El impacto de semejante traslado y su significado en la historia de lo que con el tiempo sería el Brasil como país independiente está fuera de discusión.

Al respecto, el historiador Vicente Sierra destaca que en la travesía por el océano “…un hondo resentimiento contra España alentaba a los viajeros, que en las tertulias de a bordo planeaban la revancha”. En efecto, no debe olvidarse que la invasión francesa a Portugal necesitó de la previa autorización española para que las tropas atravesaran su territorio, lo cual se obtuvo de la corona española, sin medir que una de las consecuencias sería que tras ocupar Portugal, los franceses decidirían permanecer por la fuerza también en España. Agrega Sierra que “….en el pasaje se contaba Rodrigo de Souza Coutinho, dispuesto a ser el creador de un nuevo imperio portugués, que extendería su jurisdicción sobre toda la América hispanolusitana”. Apenas desembarcado, el príncipe regente formó su gabinete y designó a Souza Coutinho como ministro de Guerra y Relaciones Exteriores.
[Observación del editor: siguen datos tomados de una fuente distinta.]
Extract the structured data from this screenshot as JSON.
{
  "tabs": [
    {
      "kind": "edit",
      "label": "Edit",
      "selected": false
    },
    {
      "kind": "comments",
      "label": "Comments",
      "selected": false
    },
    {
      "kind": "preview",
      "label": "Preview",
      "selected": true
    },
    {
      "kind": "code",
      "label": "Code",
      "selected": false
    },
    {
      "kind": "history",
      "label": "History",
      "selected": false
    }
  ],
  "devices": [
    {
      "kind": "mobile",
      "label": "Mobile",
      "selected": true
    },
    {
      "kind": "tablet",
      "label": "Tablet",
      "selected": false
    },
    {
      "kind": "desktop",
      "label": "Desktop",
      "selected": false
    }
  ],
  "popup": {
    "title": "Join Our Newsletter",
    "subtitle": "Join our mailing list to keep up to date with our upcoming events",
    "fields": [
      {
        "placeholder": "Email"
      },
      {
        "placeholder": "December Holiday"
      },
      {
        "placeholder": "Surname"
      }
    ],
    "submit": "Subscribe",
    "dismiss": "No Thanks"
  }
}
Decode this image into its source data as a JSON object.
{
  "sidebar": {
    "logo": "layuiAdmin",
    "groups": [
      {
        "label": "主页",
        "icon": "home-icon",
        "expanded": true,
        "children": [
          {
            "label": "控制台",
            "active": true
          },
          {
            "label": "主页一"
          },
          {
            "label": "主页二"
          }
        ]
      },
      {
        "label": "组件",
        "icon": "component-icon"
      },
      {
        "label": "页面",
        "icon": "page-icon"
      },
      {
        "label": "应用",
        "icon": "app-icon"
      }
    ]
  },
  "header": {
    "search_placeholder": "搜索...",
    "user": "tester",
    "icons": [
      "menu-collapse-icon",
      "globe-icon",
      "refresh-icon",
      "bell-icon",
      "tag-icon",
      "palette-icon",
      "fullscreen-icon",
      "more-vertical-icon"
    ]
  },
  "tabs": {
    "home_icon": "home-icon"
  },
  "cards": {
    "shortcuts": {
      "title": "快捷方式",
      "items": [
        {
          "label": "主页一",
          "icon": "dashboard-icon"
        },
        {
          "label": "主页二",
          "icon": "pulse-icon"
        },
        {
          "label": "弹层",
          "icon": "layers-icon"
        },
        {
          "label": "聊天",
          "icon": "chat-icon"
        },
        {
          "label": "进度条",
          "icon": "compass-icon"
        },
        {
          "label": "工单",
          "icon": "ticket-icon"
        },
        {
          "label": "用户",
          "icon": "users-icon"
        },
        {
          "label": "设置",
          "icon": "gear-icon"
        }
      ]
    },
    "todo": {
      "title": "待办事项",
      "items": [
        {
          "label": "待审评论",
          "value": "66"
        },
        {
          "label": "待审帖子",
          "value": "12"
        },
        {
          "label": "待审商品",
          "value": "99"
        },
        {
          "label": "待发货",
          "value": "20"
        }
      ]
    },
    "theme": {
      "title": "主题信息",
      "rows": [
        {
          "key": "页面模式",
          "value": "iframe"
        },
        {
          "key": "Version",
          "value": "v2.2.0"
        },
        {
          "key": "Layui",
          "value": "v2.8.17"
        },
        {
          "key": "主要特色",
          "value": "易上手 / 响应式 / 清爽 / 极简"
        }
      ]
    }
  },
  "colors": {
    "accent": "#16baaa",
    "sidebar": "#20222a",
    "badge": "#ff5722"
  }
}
El impulso que supuso la presencia de la corte portuguesa en Brasil pronto quedaría en evidencia con la fundación de la Biblioteca Nacional, la Academia Militar, el Banco de Brasil e infinidad de iniciativas por el estilo, pero interesa destacar que, como dice Marcelo Gullo, “Brasil nació parido por una elite imperial con experiencia política en el campo internacional, mientras que el grupo dirigente que surgiría con la Revolución de Mayo de 1810 tendría –a excepción de Manuel Belgrano– tan sólo una experiencia política «municipal», la mínima experiencia política que podía adquirirse en la capital de un virreinato reciente y marginal” (La historia oculta, página 86).

Inglaterra cobró muy bien sus servicios a Portugal, consistentes básicamente en la escolta militar que brindó durante la travesía por el Atlántico. El embajador británico en Río, Lord Strangford, obligó al príncipe Juan a firmar sucesivos tratados comerciales por los que se liberaba el comercio entre ambas naciones. Es decir, el Brasil se abría a los productos industriales ingleses. Fue el precio que la aristocracia portuguesa tuvo que ceder para sobrevivir. Pero conservó inalterable su plan estratégico de, por un lado, conservar la unidad territorial del Brasil ante el peligro de su balcanización en muchos microestados y, por el otro, asegurado lo primero, erigirlo en la nación rectora del Hemisferio Sur.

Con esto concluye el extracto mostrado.